Un plan pour protéger les mineurs en ligne

Comment s’assurer de l’âge des internautes et
empêcher les mineurs d’accéder aux sites pornographiques ?

La question se heurte depuis des années à une impasse technique. Le défi est de trouver une solution efficace qui respecte le droit à la vie privée de tous et qui ne donne pas la possibilité aux plateformes de collecter des données sensibles.
Le 14 juillet, la Commission européenne a lancé son plan de vérification de l’âge des usagers, grâce à une application numérique.
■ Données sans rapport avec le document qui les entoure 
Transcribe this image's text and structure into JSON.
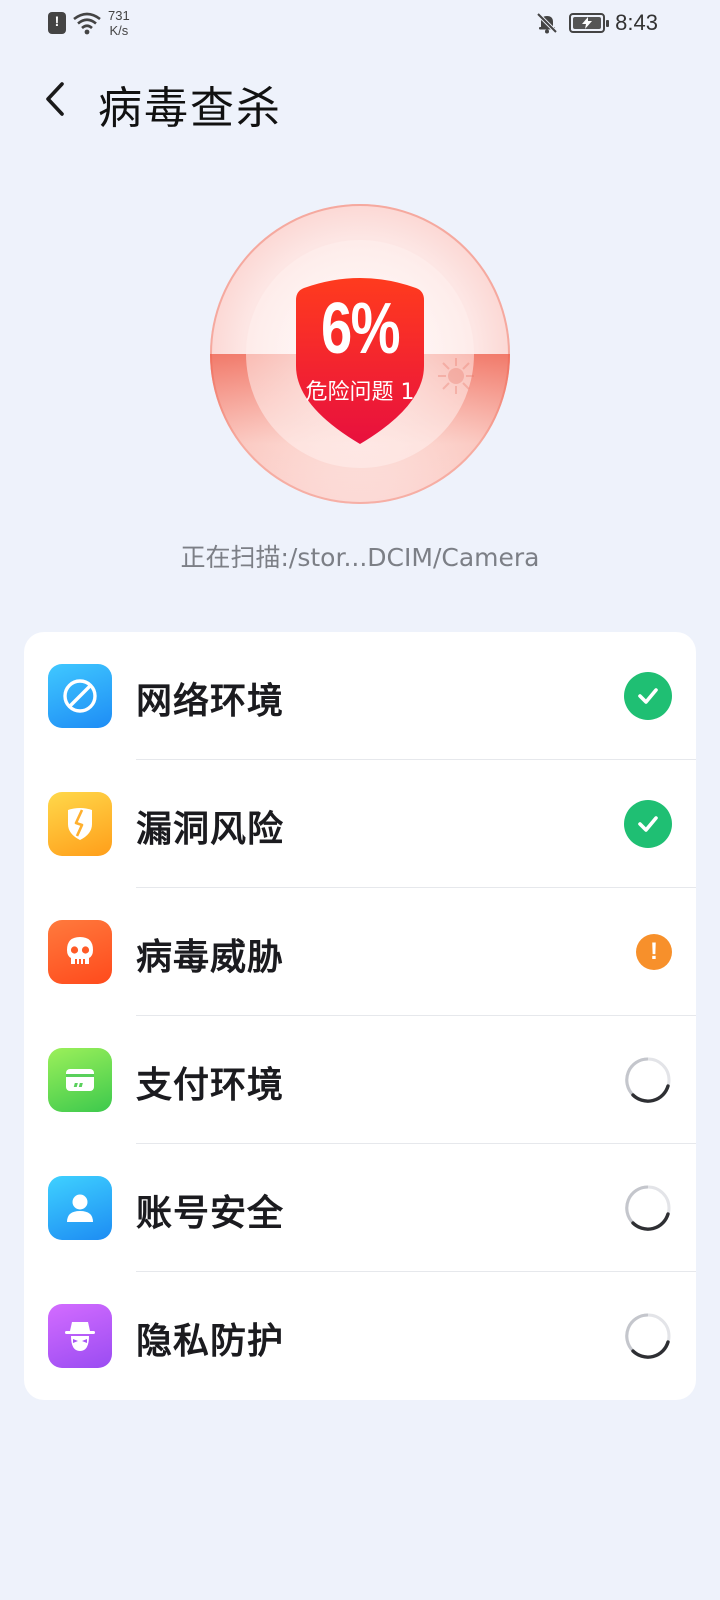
{
  "status_bar": {
    "net_speed_value": "731",
    "net_speed_unit": "K/s",
    "time": "8:43"
  },
  "header": {
    "title": "病毒查杀"
  },
  "scan": {
    "percent": "6%",
    "risk_label": "危险问题 1",
    "progress_fraction": 0.06,
    "path_text": "正在扫描:/stor...DCIM/Camera"
  },
  "items": [
    {
      "label": "网络环境",
      "icon": "network-icon",
      "status": "done"
    },
    {
      "label": "漏洞风险",
      "icon": "vulnerability-shield-icon",
      "status": "done"
    },
    {
      "label": "病毒威胁",
      "icon": "skull-icon",
      "status": "warning"
    },
    {
      "label": "支付环境",
      "icon": "payment-card-icon",
      "status": "loading"
    },
    {
      "label": "账号安全",
      "icon": "account-user-icon",
      "status": "loading"
    },
    {
      "label": "隐私防护",
      "icon": "privacy-spy-icon",
      "status": "loading"
    }
  ],
  "colors": {
    "accent_red": "#e8413a",
    "ok_green": "#1fbf73",
    "warn_orange": "#f7902b",
    "background": "#eef2fb"
  }
}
Que propose la Commission européenne ?

Un système de « double anonymat » : un organisme tiers est chargé de vérifier l’âge de l’internaute grâce à une pièce d’identité, tandis que le site reçoit uniquement la preuve que l’utilisateur a plus de 18 ans, sans autres données personnelles. L’organisme tiers ignore pour quel site la demande est faite ; et le site qui en fait la demande n’a pas accès à l’identité de l’internaute.
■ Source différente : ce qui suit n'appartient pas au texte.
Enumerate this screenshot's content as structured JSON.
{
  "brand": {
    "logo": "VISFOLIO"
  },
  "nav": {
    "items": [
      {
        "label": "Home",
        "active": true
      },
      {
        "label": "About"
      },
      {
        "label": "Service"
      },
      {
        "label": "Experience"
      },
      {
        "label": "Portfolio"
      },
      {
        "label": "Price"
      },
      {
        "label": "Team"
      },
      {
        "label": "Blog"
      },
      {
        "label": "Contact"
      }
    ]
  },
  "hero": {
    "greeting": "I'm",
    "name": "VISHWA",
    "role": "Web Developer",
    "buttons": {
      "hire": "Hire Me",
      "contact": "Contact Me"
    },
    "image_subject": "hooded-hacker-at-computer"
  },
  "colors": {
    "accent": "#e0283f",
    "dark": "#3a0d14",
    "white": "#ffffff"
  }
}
Comment les États européens peuvent-ils s’en saisir ?

Le plan est en « phase pilote » en France, au Danemark, en Grèce, en Italie et en Espagne. Chacun pourra l’adapter à ses pratiques et à sa réglementation. Si Paris souhaite que l’accès aux réseaux sociaux soit interdit aux moins de 15 ans (comme le répète le gouvernement, sans que la loi adoptée en 2023 soit entrée en vigueur), le plan européen serait une technique envisageable.

Qu’en pense l’Arcom ?

L’Autorité de régulation de la communication audiovisuelle et numérique salue des mesures prises avec « des exigences élevées », « suivant sur de nombreux points [ses] recommandations ».

Et les plateformes ?

Jusqu’ici, elles étaient peu enclines à collaborer avec les États. Or, tenir éloignés les enfants des réseaux est un enjeu de santé publique. Les éditeurs des sites pornos ne coopèrent pas non plus.
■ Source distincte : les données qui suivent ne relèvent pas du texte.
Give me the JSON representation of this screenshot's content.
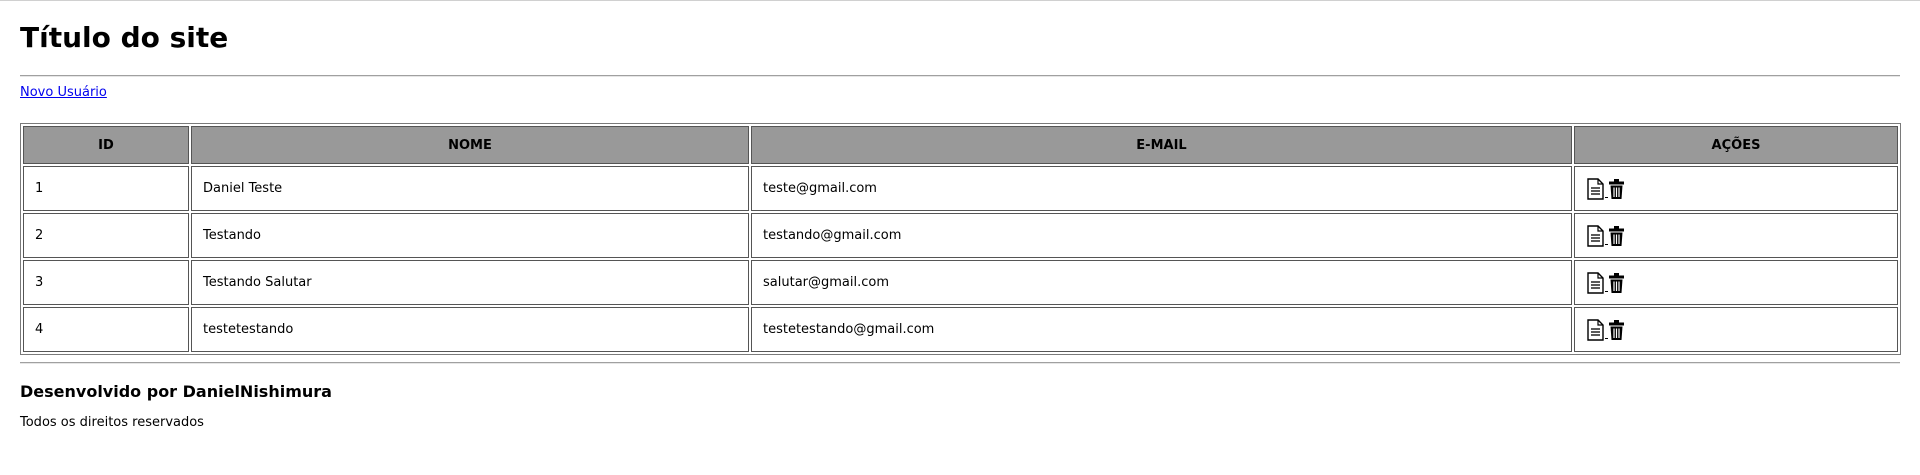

En juin, le groupe Aylo (Pornhub, You-Porn et RedTub) a suspendu ses sites en France, manifestant son mécontentement à devoir en réguler l’accès.
Sur les pages d’accueil était affichée… La Liberté guidant le peuple, de Delacroix. Comme s’il s’agissait d’une affaire de liberté plutôt que d’un devoir de protection des mineurs.


Julia Vergely. Télérama. 23/07/2025


Une réflexion sur “Un plan pour protéger les mineurs en ligne

  1. bernarddominik 02/08/2025 / 7h38

    Il existe un organisme officiel: l’identité numérique, qui permet notamment de faire les démarches pour les papiers d’identité.